Hitachi Lift India remains bullish on business prospects for supplying specialized high speed lifts for high rises. Recently, it bagged an order for high speed lifts that travel at 360 metres a minute for a 73 level high rise in Mumbai. Hitachi hopes to bag significant business from the railways once the railway modernization program rolls out.
Other companies like Yokohama Rubber are setting up a new plant to manufacture rubber tyres in India for the automobile sector. Their tyres are presently being imported and sold in India.
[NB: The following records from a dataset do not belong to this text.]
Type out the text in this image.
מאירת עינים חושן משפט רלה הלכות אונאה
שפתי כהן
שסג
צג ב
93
Challenges to Japanese investment in India
Narendra Modi has a major task at hand and that will be to get Japan to agree on the civil nuclear deal. Japan is a major supplier to large US companies like GE and Westinghouse that supply turn-key nuclear plants. The Indo-US Nuclear deal is being held up because of Japanese resistance to be part of any agreement to supply nuclear technology to India and unless Japan comes on board, Indo-Japan nuclear ties and Indo-US nuclear ties will both be non-starters. An Indo-Japan deal will see significant investment from companies like Mitsubishi and Toshiba, who are major players in the nuclear industry. It is for Prime Minister Shinzo Abe to get his parliament’s approval to move ahead on this very crucial area.
All have not tasted success
This is going to be a major test for Modi on his maiden visit to Japan. Recently, two Japanese companies have withdrawn from the Indian market; one is Daiichi Sankyo and the other is NTT Docomo. While Daiichi had a bad experience due to lack of proper due diligence and misunderstanding with the local partner, NTT Docomo’s withdrawal was related to the uncertain and inconsistent telecom policy in India. Japanese industry tends to follow experience of other companies prior to committing their own investments and the withdrawal of these two companies in the recent past is certainly not a good sign.
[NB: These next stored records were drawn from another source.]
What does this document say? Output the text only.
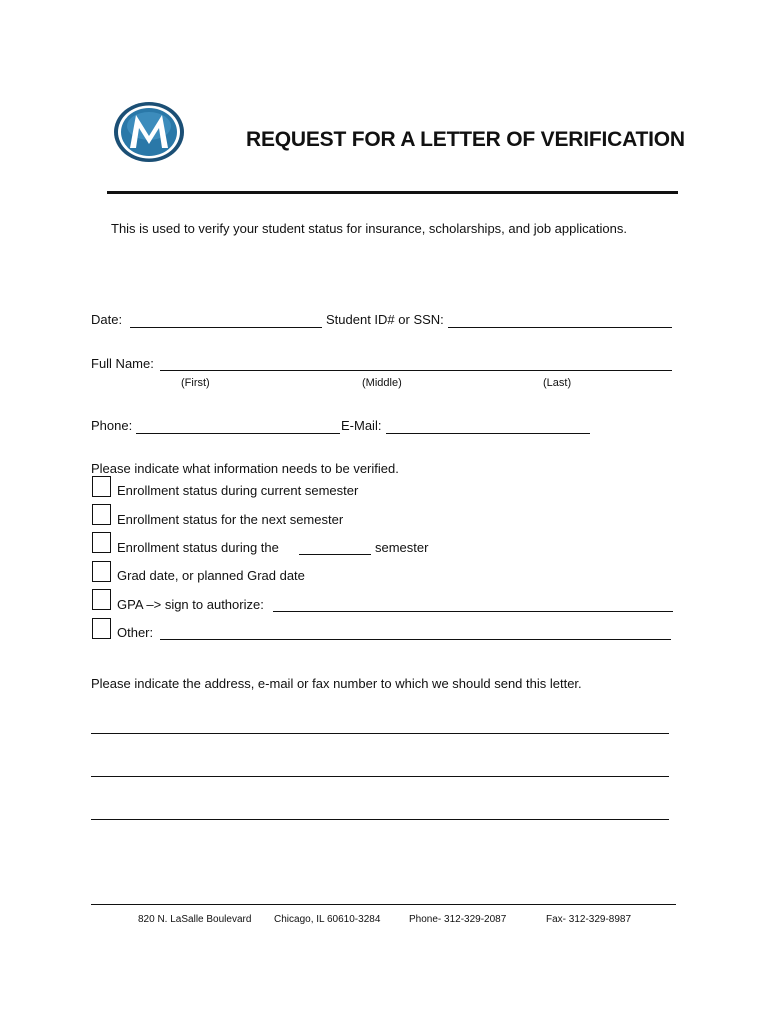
REQUEST FOR A LETTER OF VERIFICATION
This is used to verify your student status for insurance, scholarships, and job applications.
Date:	Student ID# or SSN:
Full Name:
(First)	(Middle)	(Last)
Phone:	E-Mail:
Please indicate what information needs to be verified.
Enrollment status during current semester
Enrollment status for the next semester
Enrollment status during the	semester
Grad date, or planned Grad date
GPA –> sign to authorize:
Other:
Please indicate the address, e-mail or fax number to which we should send this letter.
820 N. LaSalle Boulevard Chicago, IL 60610-3284	Phone- 312-329-2087	Fax- 312-329-8987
The Japanese industry is not too happy about the government red tape, taxation and labour policies and is keen to see the Indian government make moves that will give them a positive headwinds that India means business. Certain states have taken positive steps towards making the Japanese feel welcome. Rajasthan is a good example.
State Governments show the way
The state government took the decision to convert Neemrana as an industrial hub with a special focus on Japanese investment. The state government has gone all out to set up dedicated housing for the Japanese expats, Japanese restaurants, departmental stores and Japan style hotels along with Japanese speaking Indians, all to make the Japanese feel welcome with a sense of home.
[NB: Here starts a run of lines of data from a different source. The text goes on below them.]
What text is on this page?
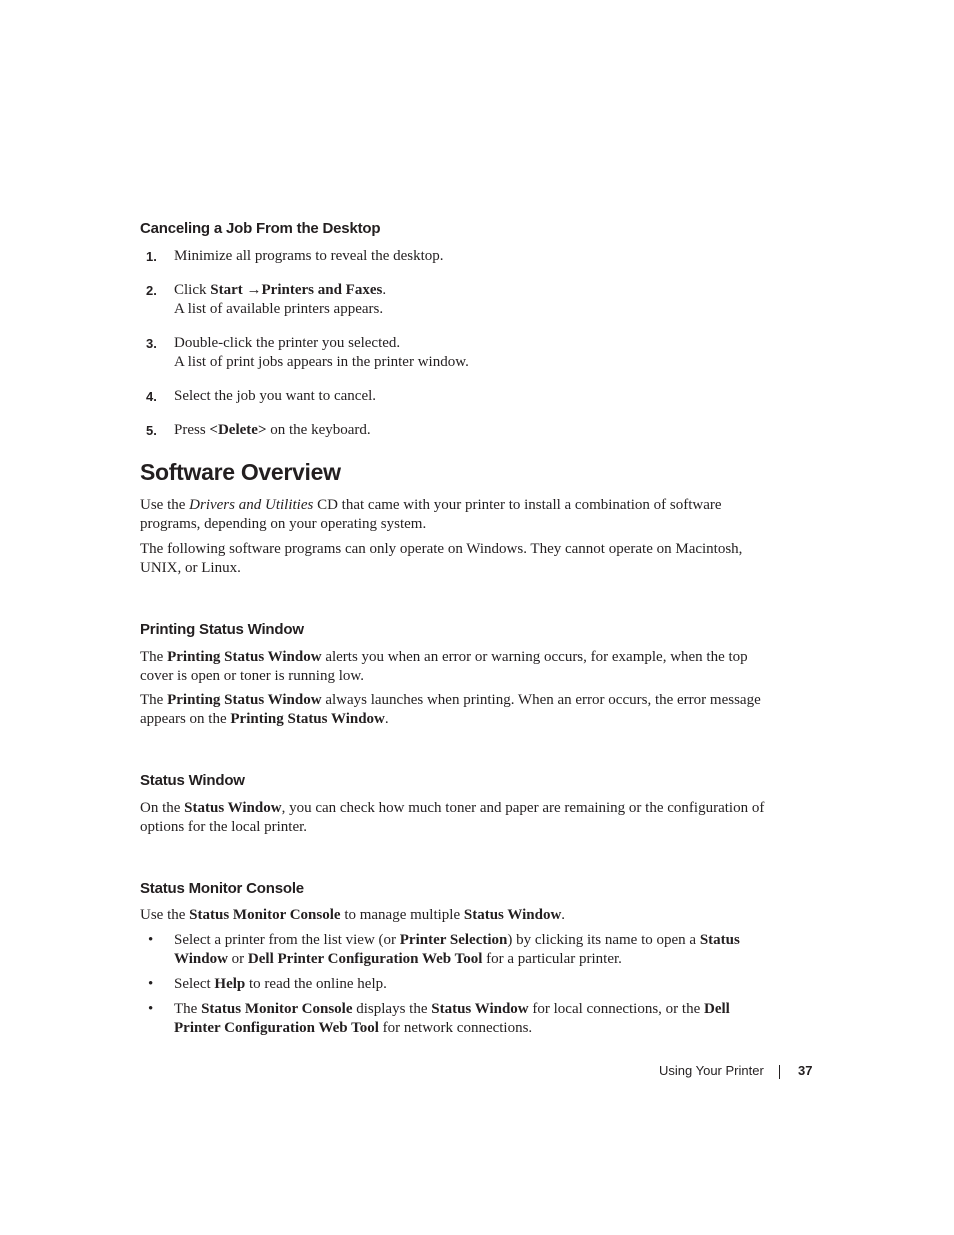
Canceling a Job From the Desktop
1. Minimize all programs to reveal the desktop.
2. Click Start →Printers and Faxes.
A list of available printers appears.
3. Double-click the printer you selected.
A list of print jobs appears in the printer window.
4. Select the job you want to cancel.
5. Press <Delete> on the keyboard.
Software Overview

Use the Drivers and Utilities CD that came with your printer to install a combination of software programs, depending on your operating system.

The following software programs can only operate on Windows. They cannot operate on Macintosh, UNIX, or Linux.

Printing Status Window

The Printing Status Window alerts you when an error or warning occurs, for example, when the top cover is open or toner is running low.

The Printing Status Window always launches when printing. When an error occurs, the error message appears on the Printing Status Window.

Status Window

On the Status Window, you can check how much toner and paper are remaining or the configuration of options for the local printer.

Status Monitor Console

Use the Status Monitor Console to manage multiple Status Window.

• Select a printer from the list view (or Printer Selection) by clicking its name to open a Status Window or Dell Printer Configuration Web Tool for a particular printer.
• Select Help to read the online help.
• The Status Monitor Console displays the Status Window for local connections, or the Dell Printer Configuration Web Tool for network connections.
Using Your Printer	37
Similar friendly approach by the state government of Karnataka has seen a dramatic rise in Japanese investment in the Southern region.
Overall, Japan remains bullish on business prospects over the long term and is open to committing both technology and funds to spur India’s development. With Narendra Modi in the hot seat, the Japanese industry is eagerly looking forward to his maiden visit, hopefully in August this year. India has a lot at stake on this trip.